Biasanya para praktisi Dhamma yg kritis dan serius akan menilai seorang Guru dari 2 hal:
1. dari Konsep/ Teori yg diutarakan Sang Guru
Sesungguhnya Sang Buddha telah sempurna membabarkan Dhamma. Namun tentu saja masih diperlukan para Guru/Master untuk membimbing praktisi2 yg masih pemula, atau juga saling Asah Asih Asuh antar praktisi. Nah, teori yg bagus dari seorang Master adalah yg sejalan dengan Buddha Dhamma, jikalau bertentangan, pasti akan mendapat kritikan dari para praktisi.
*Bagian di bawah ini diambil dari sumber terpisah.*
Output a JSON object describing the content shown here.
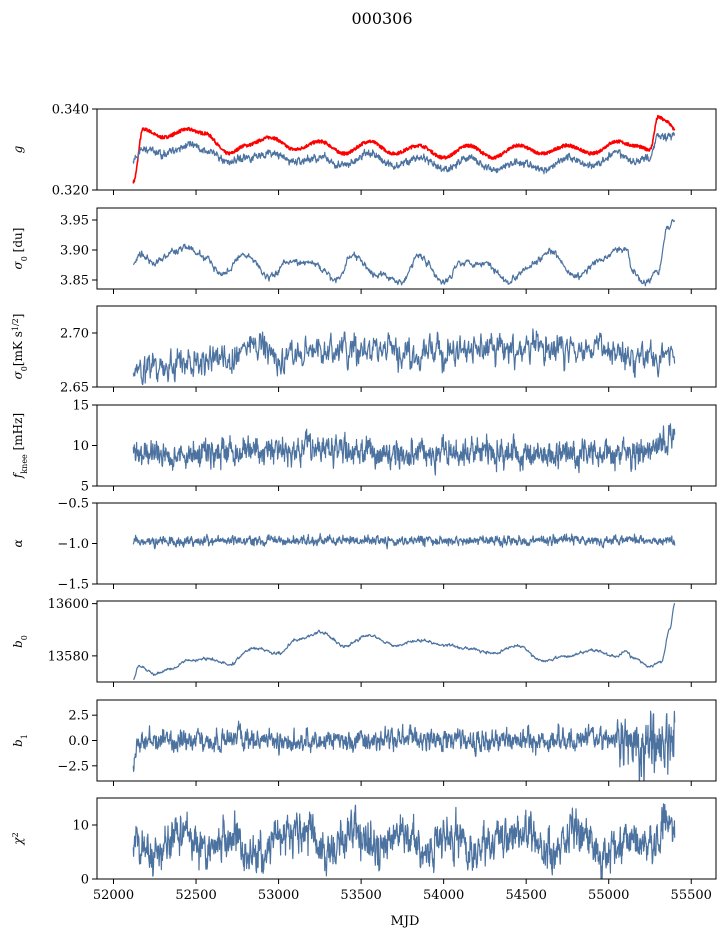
{
  "chart_data": {
    "type": "line",
    "title": "000306",
    "xlabel": "MJD",
    "xlim": [
      51900,
      55650
    ],
    "xticks": [
      52000,
      52500,
      53000,
      53500,
      54000,
      54500,
      55000,
      55500
    ],
    "xtick_labels": [
      "52000",
      "52500",
      "53000",
      "53500",
      "54000",
      "54500",
      "55000",
      "55500"
    ],
    "x_start": 52120,
    "x_end": 55400,
    "colors": {
      "series": "#4c72a0",
      "highlight": "#ff0000"
    },
    "panels": [
      {
        "ylabel": "g",
        "ylim": [
          0.32,
          0.34
        ],
        "yticks": [
          0.32,
          0.34
        ],
        "ytick_labels": [
          "0.320",
          "0.340"
        ],
        "series": [
          {
            "color": "#ff0000",
            "x": [
              52120,
              52180,
              52300,
              52450,
              52550,
              52700,
              52800,
              52950,
              53100,
              53250,
              53400,
              53550,
              53700,
              53850,
              54000,
              54150,
              54300,
              54450,
              54600,
              54750,
              54900,
              55050,
              55150,
              55250,
              55300,
              55350,
              55400
            ],
            "values": [
              0.322,
              0.335,
              0.333,
              0.335,
              0.334,
              0.329,
              0.331,
              0.333,
              0.33,
              0.332,
              0.329,
              0.332,
              0.329,
              0.331,
              0.328,
              0.331,
              0.328,
              0.331,
              0.329,
              0.331,
              0.329,
              0.332,
              0.331,
              0.33,
              0.338,
              0.337,
              0.335
            ]
          },
          {
            "color": "#4c72a0",
            "x": [
              52120,
              52180,
              52300,
              52450,
              52550,
              52700,
              52800,
              52950,
              53100,
              53250,
              53400,
              53550,
              53700,
              53850,
              54000,
              54150,
              54300,
              54450,
              54600,
              54750,
              54900,
              55050,
              55150,
              55250,
              55300,
              55350,
              55400
            ],
            "values": [
              0.327,
              0.33,
              0.329,
              0.331,
              0.33,
              0.327,
              0.328,
              0.329,
              0.327,
              0.328,
              0.326,
              0.329,
              0.326,
              0.328,
              0.325,
              0.328,
              0.325,
              0.327,
              0.325,
              0.328,
              0.326,
              0.329,
              0.327,
              0.328,
              0.334,
              0.333,
              0.334
            ]
          }
        ]
      },
      {
        "ylabel": "σ0 [du]",
        "ylim": [
          3.835,
          3.97
        ],
        "yticks": [
          3.85,
          3.9,
          3.95
        ],
        "ytick_labels": [
          "3.85",
          "3.90",
          "3.95"
        ],
        "series": [
          {
            "color": "#4c72a0",
            "x": [
              52120,
              52160,
              52250,
              52350,
              52430,
              52550,
              52650,
              52800,
              52950,
              53050,
              53200,
              53350,
              53450,
              53600,
              53750,
              53850,
              54000,
              54100,
              54250,
              54400,
              54500,
              54650,
              54800,
              54950,
              55050,
              55100,
              55150,
              55220,
              55300,
              55350,
              55400
            ],
            "values": [
              3.875,
              3.895,
              3.878,
              3.895,
              3.905,
              3.888,
              3.86,
              3.892,
              3.855,
              3.88,
              3.878,
              3.85,
              3.892,
              3.858,
              3.848,
              3.892,
              3.845,
              3.88,
              3.878,
              3.848,
              3.872,
              3.895,
              3.855,
              3.882,
              3.9,
              3.905,
              3.865,
              3.845,
              3.865,
              3.935,
              3.948
            ]
          }
        ]
      },
      {
        "ylabel": "σ0[mK s^1/2]",
        "ylim": [
          2.65,
          2.725
        ],
        "yticks": [
          2.65,
          2.7
        ],
        "ytick_labels": [
          "2.65",
          "2.70"
        ],
        "series": [
          {
            "color": "#4c72a0",
            "x": [
              52120,
              52300,
              52500,
              52700,
              52900,
              53000,
              53200,
              53400,
              53600,
              53800,
              54000,
              54200,
              54400,
              54600,
              54800,
              55000,
              55200,
              55400
            ],
            "values": [
              2.665,
              2.668,
              2.673,
              2.677,
              2.69,
              2.678,
              2.682,
              2.683,
              2.684,
              2.68,
              2.682,
              2.684,
              2.685,
              2.686,
              2.685,
              2.684,
              2.682,
              2.678
            ]
          }
        ]
      },
      {
        "ylabel": "fknee [mHz]",
        "ylim": [
          5,
          15
        ],
        "yticks": [
          5,
          10,
          15
        ],
        "ytick_labels": [
          "5",
          "10",
          "15"
        ],
        "series": [
          {
            "color": "#4c72a0",
            "x": [
              52120,
              52400,
              52700,
              53000,
              53200,
              53500,
              53800,
              54100,
              54400,
              54700,
              55000,
              55200,
              55300,
              55350,
              55400
            ],
            "values": [
              8.8,
              9.0,
              9.2,
              9.3,
              9.8,
              9.2,
              9.3,
              9.1,
              9.0,
              9.0,
              9.0,
              9.0,
              9.4,
              11.0,
              12.0
            ]
          }
        ]
      },
      {
        "ylabel": "α",
        "ylim": [
          -1.5,
          -0.5
        ],
        "yticks": [
          -1.5,
          -1.0,
          -0.5
        ],
        "ytick_labels": [
          "−1.5",
          "−1.0",
          "−0.5"
        ],
        "series": [
          {
            "color": "#4c72a0",
            "x": [
              52120,
              52600,
              53100,
              53600,
              54100,
              54600,
              55100,
              55400
            ],
            "values": [
              -0.97,
              -0.97,
              -0.96,
              -0.96,
              -0.97,
              -0.96,
              -0.96,
              -0.97
            ]
          }
        ]
      },
      {
        "ylabel": "b0",
        "ylim": [
          13570,
          13601
        ],
        "yticks": [
          13580,
          13600
        ],
        "ytick_labels": [
          "13580",
          "13600"
        ],
        "series": [
          {
            "color": "#4c72a0",
            "x": [
              52120,
              52150,
              52250,
              52350,
              52450,
              52550,
              52700,
              52850,
              53000,
              53100,
              53250,
              53400,
              53550,
              53700,
              53850,
              54000,
              54150,
              54300,
              54450,
              54600,
              54750,
              54900,
              55050,
              55100,
              55150,
              55250,
              55320,
              55370,
              55400
            ],
            "values": [
              13571,
              13576,
              13573,
              13575,
              13578,
              13579,
              13577,
              13583,
              13581,
              13586,
              13589,
              13584,
              13588,
              13584,
              13586,
              13584,
              13583,
              13581,
              13584,
              13578,
              13580,
              13582,
              13580,
              13582,
              13579,
              13576,
              13578,
              13590,
              13600
            ]
          }
        ]
      },
      {
        "ylabel": "b1",
        "ylim": [
          -4,
          4
        ],
        "yticks": [
          -2.5,
          0.0,
          2.5
        ],
        "ytick_labels": [
          "−2.5",
          "0.0",
          "2.5"
        ],
        "series": [
          {
            "color": "#4c72a0",
            "x": [
              52120,
              52140,
              52300,
              52700,
              53100,
              53500,
              53900,
              54300,
              54700,
              55000,
              55200,
              55400
            ],
            "values": [
              -2.7,
              -0.3,
              0.0,
              0.1,
              0.0,
              0.0,
              0.1,
              0.0,
              0.1,
              0.2,
              0.0,
              0.1
            ]
          }
        ]
      },
      {
        "ylabel": "χ2",
        "ylim": [
          0,
          15
        ],
        "yticks": [
          0,
          10
        ],
        "ytick_labels": [
          "0",
          "10"
        ],
        "series": [
          {
            "color": "#4c72a0",
            "x": [
              52120,
              52250,
              52400,
              52550,
              52700,
              52850,
              53000,
              53150,
              53300,
              53450,
              53600,
              53750,
              53900,
              54050,
              54200,
              54350,
              54500,
              54650,
              54800,
              54950,
              55100,
              55250,
              55350,
              55400
            ],
            "values": [
              6.5,
              5.0,
              8.5,
              5.0,
              8.0,
              4.5,
              8.5,
              9.0,
              5.0,
              9.5,
              5.5,
              8.5,
              5.0,
              8.0,
              4.5,
              8.0,
              8.5,
              5.0,
              8.0,
              4.5,
              7.5,
              5.5,
              11.0,
              8.0
            ]
          }
        ]
      }
    ]
  }
}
2. Dari tindak-tanduk Si Master.
Seorang praktisi yg baik akan menilai keampuhan Ajaran Sang Guru dari tindak tanduk kesehariannya. Jika Sang Guru mengajarkan 'akhir dukkha', maka ia harus dapat mencerminkan keberhasilan praktiknya tsb sehingga para murid percaya bahwa Ajarannya telah benar. Namun jika Si Master dalam kesehariannya mencerminkan tebalnya dosa lobha moha, hiddup glamour atau stress melulu, maka apa yg bisa dipegang dari Ajarannya? Tiada bedanya Ia dengan kita2. Bukanlah kesaktian, kata2 hebat, teori2 muluk, penampilan senyum2 atau penampilan glamour ala pendeta tinggi yg mencerminkan ia seorang Master Sejati, namun dari konsistensi cara bicara, cara berbuat, gaya hidup yg sederhana, toleransi, sabar dan tenang yg membuatnya dinilai seorang Guru sejati.
Dengan demikian, masing2 dari kita bisa menilai, apakah Master yg itu 'benar2' seorang Master / bukan? Guru yg itu 'benar2' seorang Guru atau bukan?